JHF supported the establishment of the Network for Regional Healthcare Improvement (NRHI) in 2004 to provide technical assistance to, facilitate information sharing among, and encourage national support for regional health improvement collaboratives. Regional Health Coalitions recognized that perverse financial incentives present major barriers to efficient, high-value healthcare. As part of its “Healthcare Payment Reform Series,” NRHI produces nationally-circulated seminal papers widely regarded as the most comprehensive, understandable and pragmatic guides to payment reform available.
Delivery System Redesign
PRHI has initiated several large scale projects to redesign the delivery of health care. In one such project, PRHI is a funding partner with the Commonwealth Fund, and serves as a Regional Coordinating Center of the national Safety Net Medical Home Initiative. PRHI trainers support 10 local federally qualified health centers in their efforts to become patient-centered medical homes.
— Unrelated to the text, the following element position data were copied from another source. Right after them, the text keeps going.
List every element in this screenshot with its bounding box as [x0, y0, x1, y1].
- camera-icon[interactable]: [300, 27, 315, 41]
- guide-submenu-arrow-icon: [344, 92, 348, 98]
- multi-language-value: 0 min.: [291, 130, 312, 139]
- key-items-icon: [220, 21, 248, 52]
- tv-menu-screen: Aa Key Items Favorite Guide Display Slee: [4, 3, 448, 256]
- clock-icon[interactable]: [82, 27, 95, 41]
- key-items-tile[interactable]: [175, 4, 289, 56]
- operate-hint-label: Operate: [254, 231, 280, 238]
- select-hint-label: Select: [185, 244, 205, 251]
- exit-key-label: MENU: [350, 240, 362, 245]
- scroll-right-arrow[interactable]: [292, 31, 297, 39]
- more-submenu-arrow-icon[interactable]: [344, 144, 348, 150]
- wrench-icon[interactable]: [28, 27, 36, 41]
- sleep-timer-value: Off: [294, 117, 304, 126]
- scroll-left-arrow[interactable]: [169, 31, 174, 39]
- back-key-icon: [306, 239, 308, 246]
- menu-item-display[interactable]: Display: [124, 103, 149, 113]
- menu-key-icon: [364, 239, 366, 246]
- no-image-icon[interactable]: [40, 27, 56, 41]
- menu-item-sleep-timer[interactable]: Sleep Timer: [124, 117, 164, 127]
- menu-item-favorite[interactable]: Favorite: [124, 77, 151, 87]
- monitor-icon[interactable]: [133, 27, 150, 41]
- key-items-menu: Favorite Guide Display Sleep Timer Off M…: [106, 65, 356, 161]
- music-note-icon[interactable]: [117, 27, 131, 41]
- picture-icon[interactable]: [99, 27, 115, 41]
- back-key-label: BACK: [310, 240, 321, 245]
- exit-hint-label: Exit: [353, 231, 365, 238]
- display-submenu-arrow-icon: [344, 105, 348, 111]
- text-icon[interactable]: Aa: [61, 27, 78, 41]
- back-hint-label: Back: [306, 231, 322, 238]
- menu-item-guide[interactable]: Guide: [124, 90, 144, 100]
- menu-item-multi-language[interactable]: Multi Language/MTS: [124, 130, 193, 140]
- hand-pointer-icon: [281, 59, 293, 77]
PRHI brought $40 million to southwestern Pennsylvania when it was selected as the Community Partner in the Centers for Medicare & Medicaid Services’ Electronic Health Record (EHR) Demonstration. PRHI recruited 280 small physician practices to receive incentive payments for implementing and using EHRs to improve quality. To help physicians reach quality targets, 250 providers, staff and practice administrators participated in PRHI’s Transforming Care in Provider Practice (TCPP) training. Today PRHI leverages its experience and expertise in EHR implementation by serving as a Regional Extension and Assistance Center for Health Information Technology.
Finally, anticipating the potential of Accountable Care Networks, we built on previous work with readmission reduction across settings of care to consideration of new models of service delivery. Our investigation has been informed by our partnership with Clalit Health Plan in Israel, particularly Clalit’s model of secondary care centers and their outstanding outpatient and primary care. This early work has made PRHI a trusted leader in Accountable Care Networks, leading to the recently awarded $10.4 million Health Care Innovation Award from the Center for Medicare and Medicaid Innovation (CMMI) for its Accountable Care Network Project.
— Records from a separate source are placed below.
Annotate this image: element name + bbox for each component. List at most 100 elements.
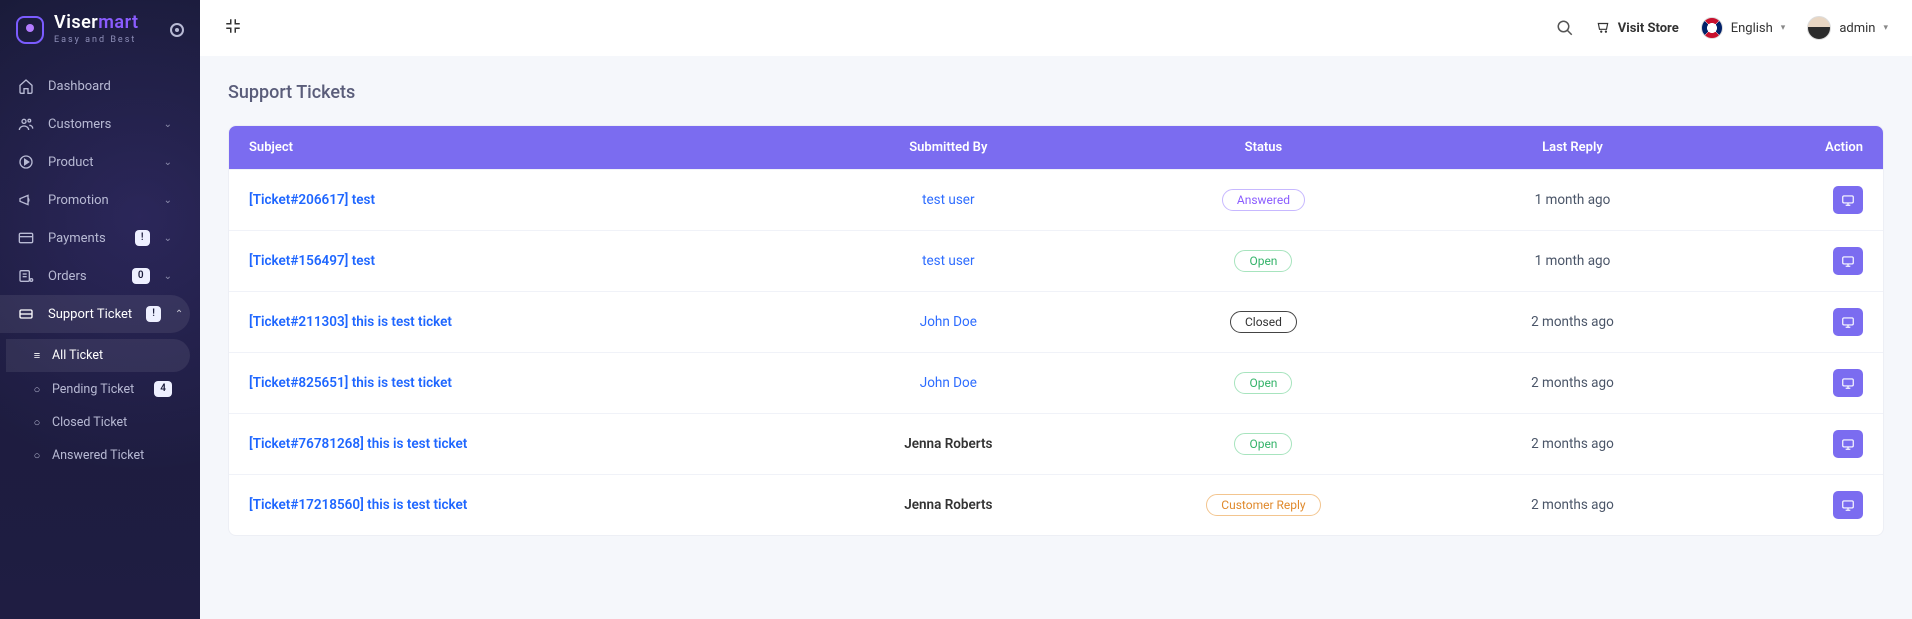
- sidebar-item-promotion[interactable]: Promotion ⌄: [0, 181, 190, 219]
- sidebar-subitem-closed-ticket[interactable]: ○ Closed Ticket: [6, 406, 190, 439]
- submitted-by: Jenna Roberts: [904, 497, 992, 513]
- badge: 0: [132, 268, 150, 284]
- submitted-by[interactable]: John Doe: [920, 375, 977, 391]
- brand-tagline: Easy and Best: [54, 36, 139, 45]
- last-reply: 2 months ago: [1531, 314, 1614, 330]
- search-button[interactable]: [1556, 19, 1574, 37]
- sidebar: Visermart Easy and Best Dashboard Custome…: [0, 0, 200, 619]
- badge: !: [135, 230, 150, 246]
- sidebar-item-label: Payments: [48, 231, 121, 246]
- sidebar-subitem-label: All Ticket: [52, 348, 172, 363]
- sidebar-subitem-all-ticket[interactable]: ≡ All Ticket: [6, 339, 190, 372]
- flag-uk-icon: [1701, 17, 1723, 39]
- badge: 4: [154, 381, 172, 397]
- sidebar-menu: DashboardCustomers⌄Product⌄Promotion⌄Pay…: [0, 63, 200, 482]
- sidebar-item-label: Promotion: [48, 193, 150, 208]
- avatar-icon: [1807, 16, 1831, 40]
- page-title: Support Tickets: [228, 82, 1884, 103]
- chevron-down-icon: ▾: [1781, 23, 1786, 33]
- chevron-down-icon: ⌄: [164, 271, 172, 282]
- submitted-by: Jenna Roberts: [904, 436, 992, 452]
- ticket-icon: [18, 306, 34, 322]
- visit-store-label: Visit Store: [1618, 21, 1679, 36]
- table-row: [Ticket#17218560] this is test ticket Jen…: [229, 475, 1883, 536]
- sidebar-item-support-ticket[interactable]: Support Ticket!⌃: [0, 295, 190, 333]
- fullscreen-toggle-icon[interactable]: [224, 17, 242, 39]
- admin-menu[interactable]: admin ▾: [1807, 16, 1888, 40]
- brand[interactable]: Visermart Easy and Best: [0, 0, 200, 63]
- ticket-subject-link[interactable]: [Ticket#211303] this is test ticket: [249, 314, 452, 330]
- submitted-by[interactable]: test user: [922, 253, 974, 269]
- chevron-down-icon: ▾: [1883, 23, 1888, 33]
- view-ticket-button[interactable]: [1833, 491, 1863, 519]
- ticket-subject-link[interactable]: [Ticket#17218560] this is test ticket: [249, 497, 467, 513]
- sidebar-subitem-answered-ticket[interactable]: ○ Answered Ticket: [6, 439, 190, 472]
- play-icon: [18, 154, 34, 170]
- status-badge: Closed: [1230, 311, 1297, 333]
- view-ticket-button[interactable]: [1833, 430, 1863, 458]
- tickets-table-card: Subject Submitted By Status Last Reply A…: [228, 125, 1884, 536]
- sidebar-subitem-label: Pending Ticket: [52, 382, 144, 397]
- th-action: Action: [1709, 126, 1883, 170]
- sidebar-item-label: Orders: [48, 269, 118, 284]
- submitted-by[interactable]: test user: [922, 192, 974, 208]
- circle-icon: ○: [32, 418, 42, 428]
- visit-store-link[interactable]: Visit Store: [1596, 20, 1679, 37]
- chevron-down-icon: ⌄: [164, 195, 172, 206]
- logo-icon: [16, 16, 44, 44]
- brand-text: Visermart Easy and Best: [54, 14, 139, 45]
- sidebar-subitem-pending-ticket[interactable]: ○Pending Ticket4: [6, 372, 190, 406]
- brand-name-right: mart: [98, 12, 138, 33]
- list-icon: ≡: [32, 351, 42, 361]
- admin-label: admin: [1839, 21, 1875, 36]
- view-ticket-button[interactable]: [1833, 369, 1863, 397]
- sidebar-item-label: Product: [48, 155, 150, 170]
- ticket-subject-link[interactable]: [Ticket#76781268] this is test ticket: [249, 436, 467, 452]
- status-badge: Answered: [1222, 189, 1305, 211]
- ticket-subject-link[interactable]: [Ticket#825651] this is test ticket: [249, 375, 452, 391]
- table-row: [Ticket#825651] this is test ticket John …: [229, 353, 1883, 414]
- language-selector[interactable]: English ▾: [1701, 17, 1786, 39]
- th-submitted-by: Submitted By: [805, 126, 1091, 170]
- chevron-down-icon: ⌄: [164, 157, 172, 168]
- tickets-table: Subject Submitted By Status Last Reply A…: [229, 126, 1883, 535]
- sidebar-item-label: Dashboard: [48, 79, 172, 94]
- th-status: Status: [1091, 126, 1435, 170]
- table-row: [Ticket#211303] this is test ticket John …: [229, 292, 1883, 353]
- sidebar-item-payments[interactable]: Payments! ⌄: [0, 219, 190, 257]
- sidebar-submenu: ≡ All Ticket ○ Pending Ticket 4 ○ Closed Ticke…: [0, 333, 200, 478]
- chevron-down-icon: ⌄: [164, 233, 172, 244]
- status-badge: Customer Reply: [1206, 494, 1320, 516]
- th-subject: Subject: [229, 126, 805, 170]
- view-ticket-button[interactable]: [1833, 186, 1863, 214]
- last-reply: 2 months ago: [1531, 497, 1614, 513]
- view-ticket-button[interactable]: [1833, 247, 1863, 275]
- megaphone-icon: [18, 192, 34, 208]
- sidebar-subitem-label: Answered Ticket: [52, 448, 172, 463]
- sidebar-item-product[interactable]: Product ⌄: [0, 143, 190, 181]
- circle-icon: ○: [32, 451, 42, 461]
- sidebar-item-orders[interactable]: Orders 0 ⌄: [0, 257, 190, 295]
- sidebar-item-customers[interactable]: Customers ⌄: [0, 105, 190, 143]
- language-label: English: [1731, 21, 1773, 36]
- chevron-up-icon: ⌃: [175, 309, 183, 320]
- orders-icon: [18, 268, 34, 284]
- content: Support Tickets Subject Submitted By Sta…: [200, 56, 1912, 562]
- sidebar-item-dashboard[interactable]: Dashboard: [0, 67, 190, 105]
- chevron-down-icon: ⌄: [164, 119, 172, 130]
- table-row: [Ticket#76781268] this is test ticket Jen…: [229, 414, 1883, 475]
- sidebar-collapse-toggle[interactable]: [170, 23, 184, 37]
- table-row: [Ticket#156497] testtest userOpen1 month…: [229, 231, 1883, 292]
- sidebar-subitem-label: Closed Ticket: [52, 415, 172, 430]
- view-ticket-button[interactable]: [1833, 308, 1863, 336]
- ticket-subject-link[interactable]: [Ticket#206617] test: [249, 192, 375, 208]
- th-last-reply: Last Reply: [1436, 126, 1710, 170]
- card-icon: [18, 230, 34, 246]
- status-badge: Open: [1234, 372, 1292, 394]
- ticket-subject-link[interactable]: [Ticket#156497] test: [249, 253, 375, 269]
- sidebar-item-label: Customers: [48, 117, 150, 132]
- submitted-by[interactable]: John Doe: [920, 314, 977, 330]
- sidebar-item-label: Support Ticket: [48, 307, 132, 322]
- last-reply: 1 month ago: [1535, 192, 1611, 208]
- users-icon: [18, 116, 34, 132]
Behavioral Health Interventions within Primary Care
PRHI research uncovered the prevalence of behavioral health comorbidities in frequently hospitalized patients with chronic diseases, such as diabetes, COPD and heart disease. Unmanaged depression or substance use disorders create complications for managing chronic physical illnesses, poor quality of life for the patient, and the potential over-utilization of healthcare resources. Because primary care settings offer abundant opportunities for early identification, intervention, and treatment of comorbid behavioral health problems, JHF, in partnership with The Fine Foundation and the Staunton Farm Foundation, funded the Integrating Treatment in Primary Care (ITPC) demonstration project in three community health centers. Results showed improvement in behavioral health and chronic disease management. The success of ITPC led to PRHI’s current three-year Partners in Integrated Care initiative, which disseminates and implements evidence-based depression and unhealthy substance use services in primary care settings.